Even though the City of Cassville didn't fare as well as it would have liked during an Insurance Service Office (ISO) inspection of the effectiveness of the city's building codes, area residents and business owners will not likely see changes in insurance premiums.
Bob Bishop, of State Farm Insurance in Cassville, said that State Farm bases residential and commercial insurance premiums on risk assessments.
"We look at losses based on zip code," said Bishop. "Cassville is not a big enough area to look at loss history and determine a rate. We use a bigger area and our own data to determine premiums."
State Farm insurance agents also inspect residences and commercial buildings to determine premiums, said Bishop.
Other local insurance agencies, such as American Family Insurance in Cassville, do use ISO ratings when determining insurance premiums, but those agencies focus on the rating assigned to the fire district serving the area where the home or business is located.
According to Daron Evans, Cassville Fire Protection District administrator, the district's ISO rating will not be impacted by ISO's recent inspection of Cassville's building codes and code enforcement.
"We were surprised when we read that Cassville's ISO rating would be going from a six to an eight," said Evans. "We hadn't heard anything about it, so we called the ISO office. We learned that this has nothing to do with our fire suppression rating.
"Building codes have nothing to do with the fire rating," said Evans. "That can only be impacted by the water system. There is no way our rate will move from a six to an eight."
The Cassville Fire Protection District has earned a rating of six inside the city limits of Cassville. The district also maintains of rating of seven in all areas of the district that are within five miles of a fire station.
Evans said 99 percent of residents served by the Cassville Fire Protection District live within five miles of a fire station.
According to Tom Geibel, ISO community mitigation analyst, ISO offers two different ratings, which are the Public Protection Classification (PPC) or fire rating and the Building Code Effectiveness Grading Schedule (BCEGS) rating.
"The PPC rating is used by many insurance companies to establish rates on risks," said Geibel. "The BCEGS rating creates a credit the companies may apply to that rate."
Joseph Masington, ISO assistant vice president of risk decision services, said that PPC ratings are based on emergency communications, water supply and fire department equipment, staffing and training.
"ISO analyzes this information and assigns an advisory number from one to 10," said Masington. "Class one generally represents exemplary fire protection, and Class 10 indicates that the community's fire suppression program does not meet ISO's minimum criteria. Classes are assigned to communities based on the protection area of a fire department.
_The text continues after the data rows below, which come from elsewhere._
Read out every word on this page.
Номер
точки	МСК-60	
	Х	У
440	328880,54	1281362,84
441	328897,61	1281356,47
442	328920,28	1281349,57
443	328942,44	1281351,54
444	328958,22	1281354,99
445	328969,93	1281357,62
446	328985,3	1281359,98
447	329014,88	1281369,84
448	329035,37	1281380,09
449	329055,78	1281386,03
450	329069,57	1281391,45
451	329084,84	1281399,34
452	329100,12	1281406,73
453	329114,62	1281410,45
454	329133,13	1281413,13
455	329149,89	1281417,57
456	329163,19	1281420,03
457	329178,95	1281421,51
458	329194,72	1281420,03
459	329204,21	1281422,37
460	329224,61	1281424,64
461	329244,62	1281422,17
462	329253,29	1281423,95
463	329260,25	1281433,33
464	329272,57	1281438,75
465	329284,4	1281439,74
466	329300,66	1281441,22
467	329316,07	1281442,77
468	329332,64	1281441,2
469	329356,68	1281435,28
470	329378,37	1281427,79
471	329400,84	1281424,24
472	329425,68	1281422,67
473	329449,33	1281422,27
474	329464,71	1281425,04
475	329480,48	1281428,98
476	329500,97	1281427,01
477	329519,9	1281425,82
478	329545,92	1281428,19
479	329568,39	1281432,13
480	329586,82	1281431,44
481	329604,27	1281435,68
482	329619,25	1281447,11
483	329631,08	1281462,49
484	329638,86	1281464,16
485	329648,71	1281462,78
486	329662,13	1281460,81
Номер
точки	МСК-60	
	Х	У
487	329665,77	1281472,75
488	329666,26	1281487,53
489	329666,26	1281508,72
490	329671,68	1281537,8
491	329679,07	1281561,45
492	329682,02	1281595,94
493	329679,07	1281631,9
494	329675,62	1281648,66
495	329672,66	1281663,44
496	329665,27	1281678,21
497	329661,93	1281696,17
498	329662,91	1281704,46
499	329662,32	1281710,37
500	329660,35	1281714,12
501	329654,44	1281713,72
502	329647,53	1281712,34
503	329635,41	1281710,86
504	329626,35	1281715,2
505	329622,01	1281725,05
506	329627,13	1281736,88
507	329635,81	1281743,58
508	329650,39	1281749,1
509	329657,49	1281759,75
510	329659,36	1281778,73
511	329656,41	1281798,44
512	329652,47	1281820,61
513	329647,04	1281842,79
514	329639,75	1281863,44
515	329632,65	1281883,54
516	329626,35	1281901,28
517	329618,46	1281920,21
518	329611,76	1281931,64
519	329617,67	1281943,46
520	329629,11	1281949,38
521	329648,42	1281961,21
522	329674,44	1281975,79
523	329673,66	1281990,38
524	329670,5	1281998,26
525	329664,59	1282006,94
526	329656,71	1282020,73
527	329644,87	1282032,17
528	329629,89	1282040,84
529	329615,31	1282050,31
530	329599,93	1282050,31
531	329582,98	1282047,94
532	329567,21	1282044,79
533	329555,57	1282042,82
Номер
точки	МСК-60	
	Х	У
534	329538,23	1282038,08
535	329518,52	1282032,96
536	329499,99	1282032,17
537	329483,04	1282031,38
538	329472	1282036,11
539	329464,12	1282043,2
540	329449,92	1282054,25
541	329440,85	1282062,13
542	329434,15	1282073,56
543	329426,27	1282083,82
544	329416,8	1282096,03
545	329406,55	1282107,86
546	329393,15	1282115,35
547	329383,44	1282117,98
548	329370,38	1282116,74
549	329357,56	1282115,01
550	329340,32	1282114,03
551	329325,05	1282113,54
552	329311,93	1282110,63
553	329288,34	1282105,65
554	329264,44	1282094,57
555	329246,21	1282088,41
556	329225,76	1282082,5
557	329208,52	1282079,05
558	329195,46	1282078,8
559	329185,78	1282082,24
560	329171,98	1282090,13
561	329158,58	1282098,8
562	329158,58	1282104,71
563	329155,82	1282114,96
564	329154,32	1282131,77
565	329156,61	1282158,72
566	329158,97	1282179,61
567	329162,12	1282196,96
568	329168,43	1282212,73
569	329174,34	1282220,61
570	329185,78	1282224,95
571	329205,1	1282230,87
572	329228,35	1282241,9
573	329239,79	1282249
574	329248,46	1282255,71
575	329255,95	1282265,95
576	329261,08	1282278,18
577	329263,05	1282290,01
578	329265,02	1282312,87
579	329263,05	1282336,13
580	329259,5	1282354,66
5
"ISO administers the BCEGS on behalf of the property and casualty insurance industry, which provides for a consistent countrywide methodology to assess the building codes in effect in a particular community, and how the community enforces its building codes, with special emphasis on mitigation of losses from natural hazards," said Masington. "This program is separate from the PPC program and has no effect on a community's PPC grading."